The sound comes from everywhere and nowhere. Bouncing off the thousands of glass walls, it distorts into a sinister echo.
Oona emerges from behind a macabre curtain of dried, inflated puffer-fish skins.
A horrific sack of loose, pinkish skin. Bloated and draped over a skeletal frame lacking rigid bones. She has no eyes. Smooth, indented patches of pale skin sit where the sockets belong. Her mouth forms a circular, toothless maw wreathed in long, sensory barbels, writhing in the water like living worms.
"Ah," she wheezes, the sound wet and terrible. "The broken Shark. And the pretty Prince."
Swimming closer, the long barbels around her mouth twitch, tasting our scent in the stagnant water.
"You want the noise back," Oona croons, her eyeless face turning toward Kael. "You want the monster to roar. You want him to sing you sweet, bloody lullabies in the dark."
Swimming forward, I emerge from Kael's protective shadow. I hold the silver mirror to my chest, gripping it until my knuckles turn white.

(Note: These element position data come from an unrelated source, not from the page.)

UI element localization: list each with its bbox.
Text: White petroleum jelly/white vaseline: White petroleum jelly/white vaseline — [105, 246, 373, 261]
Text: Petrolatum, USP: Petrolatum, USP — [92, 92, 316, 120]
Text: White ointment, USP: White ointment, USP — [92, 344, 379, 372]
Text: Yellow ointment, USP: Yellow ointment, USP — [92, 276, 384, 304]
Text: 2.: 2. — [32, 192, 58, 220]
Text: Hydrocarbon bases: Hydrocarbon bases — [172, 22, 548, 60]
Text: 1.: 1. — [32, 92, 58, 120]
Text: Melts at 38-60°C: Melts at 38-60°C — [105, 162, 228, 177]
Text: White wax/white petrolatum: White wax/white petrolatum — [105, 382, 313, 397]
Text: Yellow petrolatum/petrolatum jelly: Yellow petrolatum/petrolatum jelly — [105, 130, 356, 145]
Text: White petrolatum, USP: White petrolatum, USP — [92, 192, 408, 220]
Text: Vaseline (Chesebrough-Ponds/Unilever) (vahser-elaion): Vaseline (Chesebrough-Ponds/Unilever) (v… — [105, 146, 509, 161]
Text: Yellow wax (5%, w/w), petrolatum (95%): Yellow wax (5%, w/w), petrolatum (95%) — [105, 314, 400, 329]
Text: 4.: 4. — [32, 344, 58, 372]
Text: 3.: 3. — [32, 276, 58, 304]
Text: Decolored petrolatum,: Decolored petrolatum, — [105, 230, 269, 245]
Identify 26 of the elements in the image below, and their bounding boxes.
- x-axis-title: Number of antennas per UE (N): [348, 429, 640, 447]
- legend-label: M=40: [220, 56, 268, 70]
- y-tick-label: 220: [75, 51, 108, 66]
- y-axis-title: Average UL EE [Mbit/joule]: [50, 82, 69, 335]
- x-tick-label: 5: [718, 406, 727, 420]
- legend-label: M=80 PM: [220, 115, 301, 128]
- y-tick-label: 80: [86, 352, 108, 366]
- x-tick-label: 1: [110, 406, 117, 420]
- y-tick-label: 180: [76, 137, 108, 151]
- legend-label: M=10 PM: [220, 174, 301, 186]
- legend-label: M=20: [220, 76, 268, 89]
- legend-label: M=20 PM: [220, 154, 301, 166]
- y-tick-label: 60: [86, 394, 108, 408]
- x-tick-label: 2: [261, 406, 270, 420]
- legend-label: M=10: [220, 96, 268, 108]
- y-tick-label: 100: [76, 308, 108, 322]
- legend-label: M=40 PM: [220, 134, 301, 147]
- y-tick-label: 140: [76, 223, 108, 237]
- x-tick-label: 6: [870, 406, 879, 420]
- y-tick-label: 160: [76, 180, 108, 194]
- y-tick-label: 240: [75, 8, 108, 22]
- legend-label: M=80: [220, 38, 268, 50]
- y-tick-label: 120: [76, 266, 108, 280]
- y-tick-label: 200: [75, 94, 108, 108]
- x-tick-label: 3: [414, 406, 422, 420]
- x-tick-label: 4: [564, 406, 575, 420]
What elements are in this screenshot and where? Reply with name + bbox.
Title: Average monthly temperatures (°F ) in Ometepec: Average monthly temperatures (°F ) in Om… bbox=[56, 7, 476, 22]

"We want the specific antidote," I say, keeping my voice steady and authoritative. "Mira offered your name."
Oona laughs. Grinding stones in the dark.
"I have it," Oona admits. Reaching a flabby, boneless arm toward the ceiling, her long fingers wrap around a glass vial of clear liquid resting on a high shelf. "The small Vanguard warrior paid a handsome price to silence the shark. But to reverse the magic, the price is no simple coin. The price is vanity."
Pointing a pale finger at the silver mirror clutched in my hands, her barbels twitch.
"Give me your precious reflection, Prince," she hisses. "Give me your beautiful glass. Swear to forget your own beauty, and I will give the shark his tongue."
Lowering my attention to the polished silver mirror, frightened golden eyes stare back. I trace my vibrant hair. The final physical tether to my identity from the glittering upper world.
I shift back to Kael.
He shakes his head.No.Reaching for my arm, he tries to pull my body toward the safety of the fissure.Keep the mirror, he signs, panic widening his dark eyes.I will stay silent. Let's go.